More than anything that has preceded it, ‘Infinity War’ captures the scope and varied stories of the Marvel comics. The set-pieces flow into one to another and even if this is a long film, it never feels like it is pausing. Except, perhaps, for the ruminations of Thanos.
The film’s biggest success and surprise is that it’s guided by a soulful genocidal abomination which provides focus when so much of everything else CGI is going on. In the comics, Thanos is motivated by a love of Death but here, arguably, Thanos is a far more recognisable and relevant villain for our times when his genocide is motivated by delusion: he believes that he is doing a good, ultimately benevolent act; that only he is making the toughest of decisions. And although there is never a question that he will finally be vanquished (next film) there is even space in the film to wonder if one or two major characters are actually dead.

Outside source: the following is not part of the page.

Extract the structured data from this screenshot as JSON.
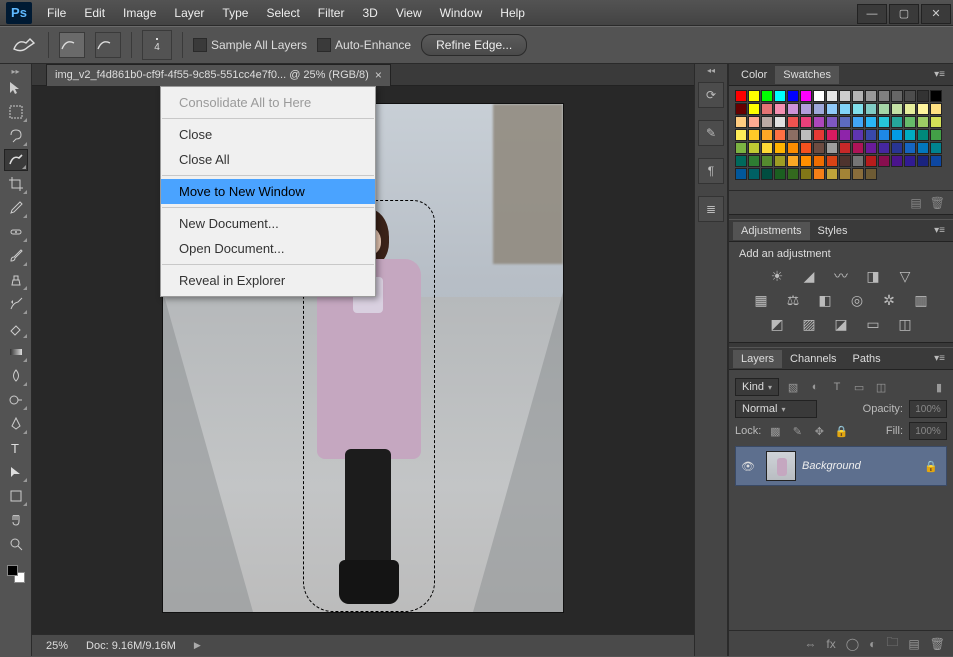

Perhaps if super-heroes bore you, even this won’t do the trick, but as an accumulation of all that’s gone before, it’s delirious on its own grandeur whilst keeping a lot of that there humanity. Maybe pushing the “save that one person and I’ll give you means to obliterate half the universe” thing a few times is meant to be part of this humanity, but in the circumstances it just seems the heroes can’t see past themselves, or is at least a flaw. But moreso, it’s one disappointment is that the good guys almost have the upper hand but are let down by a character’s lack of emotional control at the crucial point. But Marvel characters are nothing if not over-emotional.
Oh, and it also captures a lot of the beauty of a comic strip panel come to life. When super-hero films first made their appearance, something on this cross-over scale was only in the fantasies of the fans. But here it is and most of all it’s fun with the pretence to life-and-death dramatics that hark back to cultural legends to give it some gravitas.